La croissance économique du Bénin pourrait atteindre les 6% selon la Banque Mondiale. Dans un rapport portant sur les perspectives économiques dans le monde et rendu public en juillet dernier, la Banque mondiale note que notre pays devrait enregistrer une croissance remarquable cette année, ce qui le propulse dans le peloton de tête des plus fortes croissances économiques du continent pour 2018. La moyenne africaine selon la Banque Mondiale est de 3,2%.
Brièvement, on notera dans ce rapport qu’aucun pays producteur de pétrole ne figure dans le classement des fortes croissances du continent. Celle-ci provient surtout des infrastructures (énergie, chemin de fer, autoroutes,), de l’agriculture et des investissements. Cette tendance n’est pas suivie dans les grandes économies comme le Nigeria qui connaitra en 2018 une croissance de 2,5% contre 1% en 2017, l’Afrique du Sud (1,1 en 2018 contre 0,8% en 2017) et l’Angola (1,6 % en 2018 contre 1,2% en 2017).

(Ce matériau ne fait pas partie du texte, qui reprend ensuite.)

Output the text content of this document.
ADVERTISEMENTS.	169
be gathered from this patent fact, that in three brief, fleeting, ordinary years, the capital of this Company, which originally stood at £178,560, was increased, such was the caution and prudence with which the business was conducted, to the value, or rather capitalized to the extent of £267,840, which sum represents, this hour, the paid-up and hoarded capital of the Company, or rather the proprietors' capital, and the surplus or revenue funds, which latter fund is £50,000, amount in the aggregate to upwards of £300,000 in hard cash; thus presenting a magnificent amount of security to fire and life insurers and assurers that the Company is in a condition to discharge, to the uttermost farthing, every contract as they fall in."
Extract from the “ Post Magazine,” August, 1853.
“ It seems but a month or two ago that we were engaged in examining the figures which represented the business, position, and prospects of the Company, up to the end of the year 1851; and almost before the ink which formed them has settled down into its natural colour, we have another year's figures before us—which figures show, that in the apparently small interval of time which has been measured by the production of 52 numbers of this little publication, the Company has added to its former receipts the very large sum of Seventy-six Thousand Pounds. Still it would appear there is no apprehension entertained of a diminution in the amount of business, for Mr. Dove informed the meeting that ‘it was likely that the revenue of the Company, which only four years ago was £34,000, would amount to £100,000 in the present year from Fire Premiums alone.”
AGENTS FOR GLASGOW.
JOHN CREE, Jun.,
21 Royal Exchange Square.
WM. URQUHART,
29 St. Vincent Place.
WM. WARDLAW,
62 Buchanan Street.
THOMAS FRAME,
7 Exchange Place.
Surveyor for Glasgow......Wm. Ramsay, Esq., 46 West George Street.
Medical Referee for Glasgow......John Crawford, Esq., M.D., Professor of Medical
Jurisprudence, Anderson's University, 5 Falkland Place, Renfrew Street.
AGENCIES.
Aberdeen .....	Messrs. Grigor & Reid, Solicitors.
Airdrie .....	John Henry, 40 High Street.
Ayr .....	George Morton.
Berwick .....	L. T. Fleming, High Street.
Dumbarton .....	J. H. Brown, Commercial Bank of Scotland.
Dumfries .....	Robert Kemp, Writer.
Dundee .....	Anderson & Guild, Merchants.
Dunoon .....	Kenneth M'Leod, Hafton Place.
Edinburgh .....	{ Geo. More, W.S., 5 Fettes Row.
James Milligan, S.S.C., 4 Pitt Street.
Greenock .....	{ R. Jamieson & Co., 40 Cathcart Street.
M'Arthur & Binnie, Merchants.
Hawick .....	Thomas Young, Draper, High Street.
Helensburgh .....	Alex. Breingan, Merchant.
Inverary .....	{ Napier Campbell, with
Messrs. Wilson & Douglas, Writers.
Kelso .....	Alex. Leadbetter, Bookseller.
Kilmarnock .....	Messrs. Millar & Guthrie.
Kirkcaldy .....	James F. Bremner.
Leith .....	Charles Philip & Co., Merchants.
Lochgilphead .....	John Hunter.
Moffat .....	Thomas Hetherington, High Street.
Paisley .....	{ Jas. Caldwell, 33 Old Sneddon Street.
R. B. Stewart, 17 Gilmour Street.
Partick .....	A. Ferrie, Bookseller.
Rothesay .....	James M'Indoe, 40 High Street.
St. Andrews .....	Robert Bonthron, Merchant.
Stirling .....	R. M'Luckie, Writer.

Parmi les autres pays à forte croissance, on note le Ghana (8,3%) et l’Ethiopie (8,2%). En Côte d’Ivoire la croissance devrait ralentir à 7,2% et se maintenir à 6,9% au Sénégal et 6,8%, en Tanzanie. Suivent ensuite la Sierra Leone (6,3%), le Bénin et le Burkina Faso (6%), le Rwanda (5,9%) et la Guinée (5,8%).
Pour le Bénin, les principaux leviers de croissance sont le coton dont la production enregistre de nouveaux records, les investissements dans les infrastructures (les routes, l’énergie, l’eau potable, etc.) ainsi que la reprise économique au Nigeria. On n’oubliera pas non plus la bonne gouvernance et la lutte contre la corruption qui sont des chevaux de bataille du régime Talon. Mais l’on attend toujours l’essor de l’investissement privé qui reste encore le talon d’Achille de l’embellie béninoise. Là-dessus, il s’agit d’une situation qui limite l’impact durable de la croissance, tant qu’elle n’est pas portée par un mouvement de fond. Il s’agira peut-être de trouver d’autres stratégies pour attirer les investisseurs vers la territorialisation du développement.
Car, une chose est de faire 6% de croissance, une autre est de toucher le dernier paysan du Bénin. Dans un rapport conjoint publié le mois passé et portant sur le thème « Dynamiques du développement en Afrique 2018 », l’OCDE et l’Union africaine notent que la richesse créée « n’a pas apporté d’amélioration du bien-être » ni permis de « créer suffisamment d’emplois décents en Afrique ». Les emplois précaires sont le lot des citoyens et si les choses demeurent en l’état, dit le document, « la transformation structurelle risque d’être difficile à soutenir. » Autant dire que ce rapport dépeint presque exactement la situation béninoise. Notre chance, c’est d’avoir une stratégie de développement, mais avec une faible capacité d’impact sur les couches vulnérables. La question est même de savoir quelle est la pérennité de cette croissance qui s’appuie essentiellement sur des produits primaires à faible valeur ajoutée.
Concrètement, la base productive est assurée par le coton dont la survie est liée à la pluie. Vous m’avez bien compris : cette croissance ne peut aller loin en cas de sécheresse par exemple ou de baisse des cours du coton sur les marchés internationaux. Fondamentalement il faudra faire des efforts pour changer cette dépendance. C’est dans cette dynamique qu’Arancha Gonzalez, économiste et directrice du Centre international de commerce, note que « toute croissance sans diversification, sans amélioration technologique et sans relèvement de la productivité, est facilement inversée. Tout peut basculer dès que les prix des produits primaires chutent ». C’est un avertissement sans frais.
En fait, le Bénin a déjà entamé une stratégie de diversification dont les effets tardent à se faire sentir. Il est vrai, nous misons toujours sur les matières premières, en oubliant la productivité industrielle. Celle-ci évidemment doit être portée par des changements radicaux des habitudes de consommation, notamment au sein des élites. Sommes-nous prêts à consentir ces efforts ? That’s the question.
L’économie du Bénin pourra prendre un nouveau départ le jour où une stratégie industrielle sera mise en branle, en se basant sur la construction d’un citoyen de type nouveau que seul un leadership volontaire et visionnaire est capable de féconder. Le tout n’est donc pas la machine, mais l’esprit qui la meut, l’esprit citoyen qui la construit pour le bien de tous. Un exemple typique nous est fourni par l’Ethiopie qui sort progressivement de la spirale de la famine pour figurer parmi les modèles d’industrialisation les plus cités aujourd’hui en Afrique et même dans le monde.